Evaluating managed services arrangements during a merger and acquisition.

One of the many decisions made during the course of completing a merger or acquisition involves IT managed services arrangements for the combined organization. The “obvious” conclusion would seem to be wrapping the new operations into the acquirer’s existing service arrangement. But this recent experience from our Managed Services work with one client illustrates why a more thoughtful evaluation process could be beneficial—and could be a key to helping the evolving organization successfully integrate acquired firms.

Several years ago, one of our private equity clients engaged us to provide diligence on the acquisition of a $100 million company that was being spun out of a large conglomerate.  Our team provided operational and IT due diligence on NewCo during the deal’s early stages, along with substantial carve-out experience and a track record for helping similar organizations become successful independent businesses.  After our consulting team successfully executed the IT separation, our Managed Services team stepped in to run NewCo’s IT operations on an ongoing basis.

Shortly after the successful carve-out, NewCo was sold to a large multinational company with aggressive growth and acquisition goals that included an average of three to four deals per year.  We met the acquirer during the diligence process, and its initial reaction was that IT was clearly running well under our Managed Services management. Accordingly, the acquirer (ParentCo) asked us to continue running IT operations as well as selected aspects of its own IT environment.

Over time, ParentCo experienced the Managed Services team’s focus on execution and flexibility – a stark contrast to the inflexibility of the large outsourcing partner that provides support services across much of the rest of the company.  Eventually, ParentCo turned to West Monroe for assistance in managing US data center and infrastructure operations for its fast-evolving operations as it acquired more and more companies. Our blended team of M&A, Technology Infrastructure, and Managed Services professionals helped ParentCo achieve a simplified cost structure and a more flexible IT environment.  As each additional acquisition closes, our Managed Services team on-boards the acquired company’s existing IT environment while simultaneously working with ParentCo’s architecture team to consolidate services and applications where appropriate.  Today, we share with our client a common goal to provide high quality, responsive, and flexible IT operational support to the business that creates exceptional value.

The lesson here is this…

In a merger and acquisition situation, you will be evaluating the current managed services arrangement(s) in place and making decisions about which provider(s) to retain for the combined organization going forward. It is critical to make such decisions with a keen eye on business objectives—and not just the cost.

This client recognized that the most effective and beneficial outsourcing relationship is one focused on creating value.

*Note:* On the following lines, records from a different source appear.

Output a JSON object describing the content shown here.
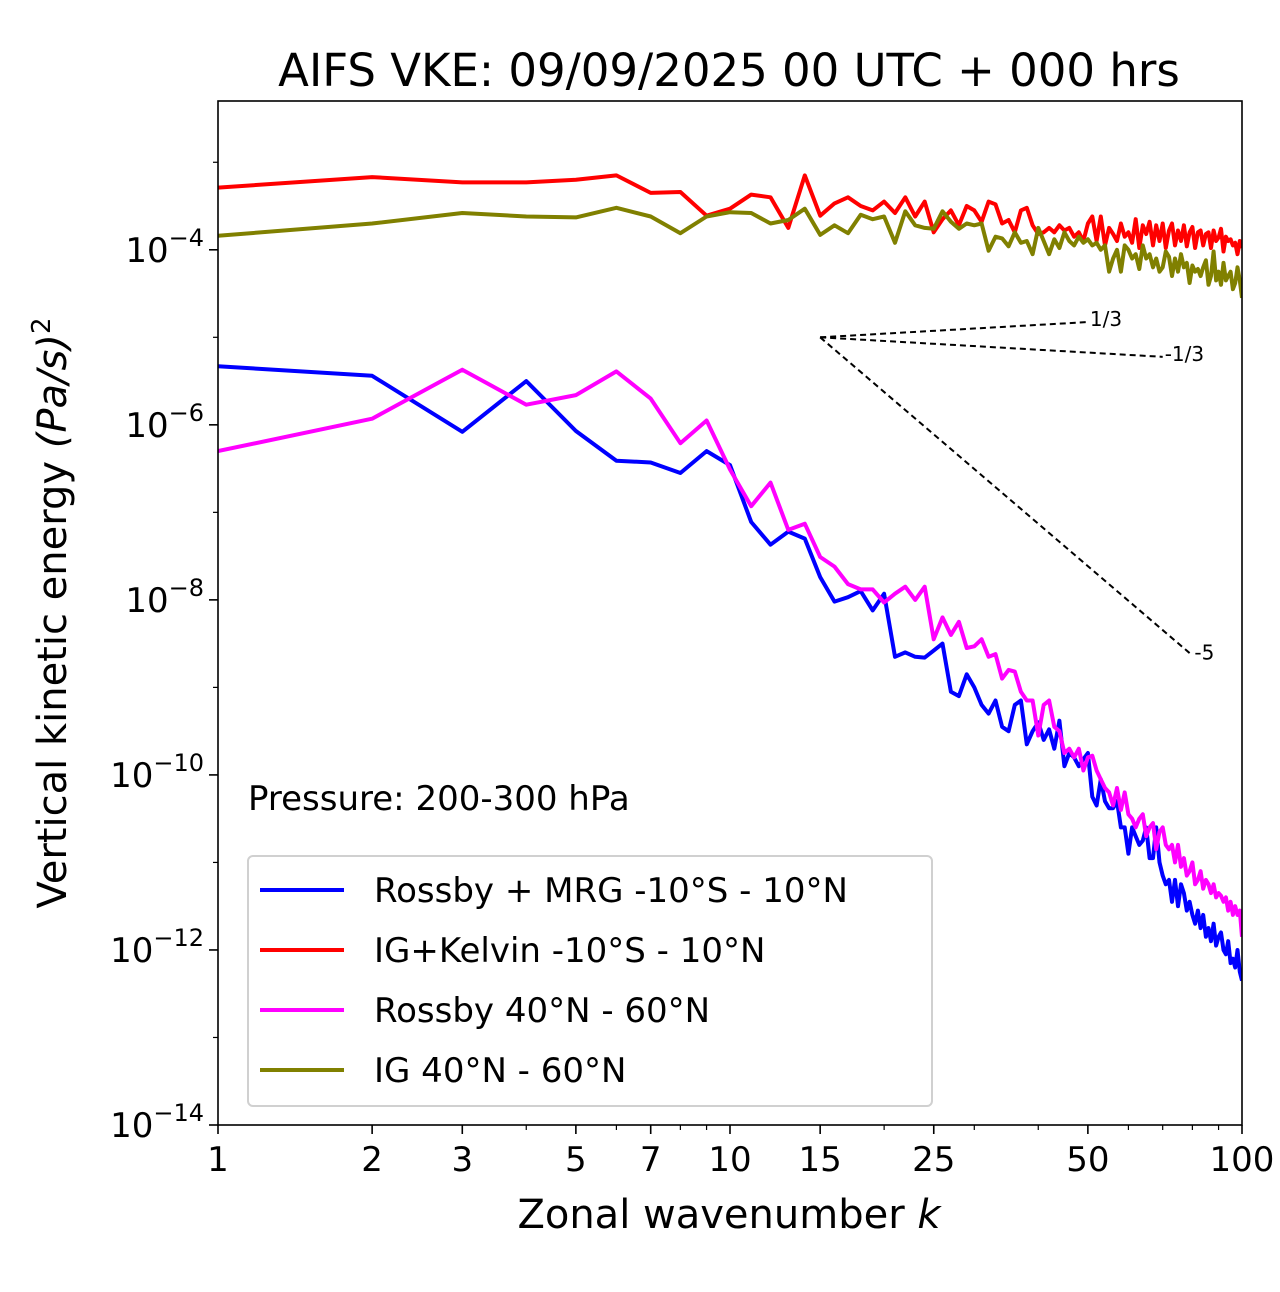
{
  "chart_data": {
    "type": "line",
    "title": "AIFS VKE: 09/09/2025 00 UTC + 000 hrs",
    "xlabel": "Zonal wavenumber ",
    "xlabel_italic": "k",
    "ylabel": "Vertical kinetic energy ",
    "ylabel_math": "(Pa/s)",
    "ylabel_exp": "2",
    "xscale": "log",
    "yscale": "log",
    "xlim": [
      1,
      100
    ],
    "ylim_log10": [
      -14,
      -2.3
    ],
    "x_ticks": [
      1,
      2,
      3,
      5,
      7,
      10,
      15,
      25,
      50,
      100
    ],
    "x_tick_labels": [
      "1",
      "2",
      "3",
      "5",
      "7",
      "10",
      "15",
      "25",
      "50",
      "100"
    ],
    "y_ticks_log10": [
      -4,
      -6,
      -8,
      -10,
      -12,
      -14
    ],
    "y_tick_labels": [
      {
        "base": "10",
        "exp": "−4"
      },
      {
        "base": "10",
        "exp": "−6"
      },
      {
        "base": "10",
        "exp": "−8"
      },
      {
        "base": "10",
        "exp": "−10"
      },
      {
        "base": "10",
        "exp": "−12"
      },
      {
        "base": "10",
        "exp": "−14"
      }
    ],
    "annotation": "Pressure: 200-300 hPa",
    "legend_position": "lower-left",
    "reference_slopes": [
      {
        "label": "1/3",
        "slope": 0.3333,
        "k0": 15,
        "k1": 50,
        "y0_log10": -5
      },
      {
        "label": "-1/3",
        "slope": -0.3333,
        "k0": 15,
        "k1": 70,
        "y0_log10": -5
      },
      {
        "label": "-5",
        "slope": -5,
        "k0": 15,
        "k1": 80,
        "y0_log10": -5
      }
    ],
    "x": "k = 1..100",
    "series": [
      {
        "name": "Rossby + MRG -10°S - 10°N",
        "color": "#0000ff",
        "y_log10": [
          -5.33,
          -5.44,
          -6.08,
          -5.5,
          -6.07,
          -6.41,
          -6.43,
          -6.55,
          -6.3,
          -6.46,
          -7.11,
          -7.37,
          -7.22,
          -7.3,
          -7.74,
          -8.02,
          -7.97,
          -7.9,
          -8.12,
          -7.93,
          -8.65,
          -8.6,
          -8.65,
          -8.66,
          -8.58,
          -8.5,
          -9.05,
          -9.1,
          -8.85,
          -9.0,
          -9.2,
          -9.3,
          -9.15,
          -9.45,
          -9.5,
          -9.2,
          -9.15,
          -9.65,
          -9.5,
          -9.4,
          -9.6,
          -9.48,
          -9.7,
          -9.38,
          -9.9,
          -9.75,
          -9.8,
          -9.9,
          -9.82,
          -9.75,
          -10.25,
          -10.35,
          -10.05,
          -10.3,
          -10.38,
          -10.38,
          -10.3,
          -10.6,
          -10.6,
          -10.9,
          -10.6,
          -10.7,
          -10.8,
          -10.75,
          -10.6,
          -10.95,
          -10.95,
          -10.6,
          -11.0,
          -11.15,
          -11.25,
          -11.2,
          -11.45,
          -11.2,
          -11.5,
          -11.25,
          -11.35,
          -11.55,
          -11.45,
          -11.6,
          -11.7,
          -11.55,
          -11.75,
          -11.6,
          -11.85,
          -11.75,
          -11.9,
          -11.7,
          -11.95,
          -11.85,
          -11.8,
          -12.0,
          -12.05,
          -11.9,
          -12.15,
          -12.1,
          -12.2,
          -12.0,
          -12.25,
          -12.35
        ]
      },
      {
        "name": "IG+Kelvin -10°S - 10°N",
        "color": "#ff0000",
        "y_log10": [
          -3.29,
          -3.17,
          -3.23,
          -3.23,
          -3.2,
          -3.15,
          -3.35,
          -3.34,
          -3.61,
          -3.53,
          -3.37,
          -3.4,
          -3.75,
          -3.15,
          -3.61,
          -3.47,
          -3.4,
          -3.5,
          -3.55,
          -3.45,
          -3.58,
          -3.4,
          -3.62,
          -3.45,
          -3.8,
          -3.65,
          -3.55,
          -3.72,
          -3.5,
          -3.55,
          -3.68,
          -3.45,
          -3.48,
          -3.7,
          -3.66,
          -3.8,
          -3.55,
          -3.52,
          -3.72,
          -3.82,
          -3.8,
          -3.75,
          -3.8,
          -3.72,
          -3.78,
          -3.75,
          -3.85,
          -3.8,
          -3.9,
          -3.7,
          -3.62,
          -3.9,
          -3.62,
          -3.95,
          -3.75,
          -3.82,
          -3.9,
          -3.7,
          -3.85,
          -3.8,
          -3.92,
          -3.65,
          -3.98,
          -3.72,
          -3.82,
          -3.68,
          -3.95,
          -3.72,
          -3.9,
          -3.7,
          -3.98,
          -3.78,
          -3.7,
          -3.95,
          -3.78,
          -3.9,
          -3.72,
          -3.96,
          -3.8,
          -3.74,
          -3.98,
          -3.8,
          -3.78,
          -3.95,
          -3.82,
          -3.8,
          -3.98,
          -3.78,
          -3.9,
          -3.86,
          -3.76,
          -4.02,
          -3.85,
          -3.9,
          -3.88,
          -3.95,
          -3.92,
          -4.05,
          -3.9,
          -3.98
        ]
      },
      {
        "name": "Rossby 40°N - 60°N",
        "color": "#ff00ff",
        "y_log10": [
          -6.3,
          -5.93,
          -5.37,
          -5.77,
          -5.66,
          -5.39,
          -5.7,
          -6.21,
          -5.95,
          -6.51,
          -6.93,
          -6.66,
          -7.2,
          -7.13,
          -7.51,
          -7.62,
          -7.82,
          -7.88,
          -7.88,
          -8.03,
          -7.93,
          -7.85,
          -8.0,
          -7.85,
          -8.45,
          -8.2,
          -8.4,
          -8.25,
          -8.55,
          -8.53,
          -8.45,
          -8.65,
          -8.62,
          -8.9,
          -8.8,
          -8.82,
          -9.05,
          -9.15,
          -9.15,
          -9.55,
          -9.2,
          -9.15,
          -9.45,
          -9.5,
          -9.75,
          -9.7,
          -9.8,
          -9.7,
          -9.95,
          -9.8,
          -9.78,
          -9.95,
          -10.05,
          -10.15,
          -10.2,
          -10.35,
          -10.15,
          -10.4,
          -10.2,
          -10.45,
          -10.5,
          -10.6,
          -10.5,
          -10.45,
          -10.7,
          -10.6,
          -10.55,
          -10.85,
          -10.65,
          -10.6,
          -10.8,
          -10.85,
          -10.8,
          -11.0,
          -10.8,
          -11.05,
          -10.95,
          -11.15,
          -11.1,
          -11.0,
          -11.25,
          -11.2,
          -11.1,
          -11.3,
          -11.2,
          -11.25,
          -11.35,
          -11.25,
          -11.4,
          -11.35,
          -11.38,
          -11.45,
          -11.4,
          -11.55,
          -11.45,
          -11.6,
          -11.5,
          -11.6,
          -11.55,
          -11.85
        ]
      },
      {
        "name": "IG 40°N - 60°N",
        "color": "#808000",
        "y_log10": [
          -3.84,
          -3.7,
          -3.58,
          -3.62,
          -3.63,
          -3.52,
          -3.62,
          -3.81,
          -3.62,
          -3.57,
          -3.58,
          -3.7,
          -3.66,
          -3.53,
          -3.83,
          -3.72,
          -3.81,
          -3.6,
          -3.65,
          -3.62,
          -3.92,
          -3.56,
          -3.72,
          -3.75,
          -3.76,
          -3.56,
          -3.68,
          -3.76,
          -3.7,
          -3.72,
          -3.7,
          -4.01,
          -3.85,
          -3.87,
          -3.96,
          -3.8,
          -3.92,
          -3.9,
          -4.05,
          -3.75,
          -3.9,
          -4.05,
          -3.88,
          -3.98,
          -3.8,
          -3.9,
          -3.95,
          -3.85,
          -3.92,
          -3.88,
          -3.95,
          -3.92,
          -4.0,
          -3.95,
          -4.25,
          -4.1,
          -4.0,
          -4.25,
          -3.95,
          -4.0,
          -4.1,
          -4.05,
          -4.22,
          -3.95,
          -4.1,
          -4.05,
          -4.2,
          -4.1,
          -4.25,
          -4.2,
          -4.02,
          -4.08,
          -4.3,
          -4.1,
          -4.25,
          -4.05,
          -4.2,
          -4.15,
          -4.38,
          -4.18,
          -4.25,
          -4.22,
          -4.3,
          -4.2,
          -4.12,
          -4.4,
          -4.3,
          -4.02,
          -4.35,
          -4.25,
          -4.4,
          -4.15,
          -4.35,
          -4.3,
          -4.25,
          -4.45,
          -4.38,
          -4.2,
          -4.35,
          -4.55
        ]
      }
    ]
  }
}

Whether the organization is addressing routine maintenance and data center outages or providing transitions services for large acquisitions, the key to establishing and maintaining IT infrastructure that enables its growth strategy is flexibility to respond to the organization’s rapidly changing environment and agility to react to the speed integrations often require.

Will your IT outsourcing arrangements meet the goals of your merged organization?

When evaluating an outsourcing provider, here are some useful questions to ask to make sure an arrangement is well aligned with transaction goals:

  • Is your outsourcer staffed with “athletes” who can quickly assess a newly acquired environment and on-board it quickly into your procedures and processes?
  • Has your outsourcing partner demonstrated an ability to react quickly, focusing first on understanding the situation before discussing changes to contracts?
  • Does your outsourcing partner have experience with larger clients so you don’t risk outgrowing them?
  • Can your outsourcer focus on helping you achieve desired cost synergies – even if that requires them to staff up at close and on-boarding and then ramp down as systems are consolidated?
  • Does your outsourcer have a consulting arm that can successfully execute large, complex projects?
  • Can you outsourcer adapt to flexible to the changing business needs?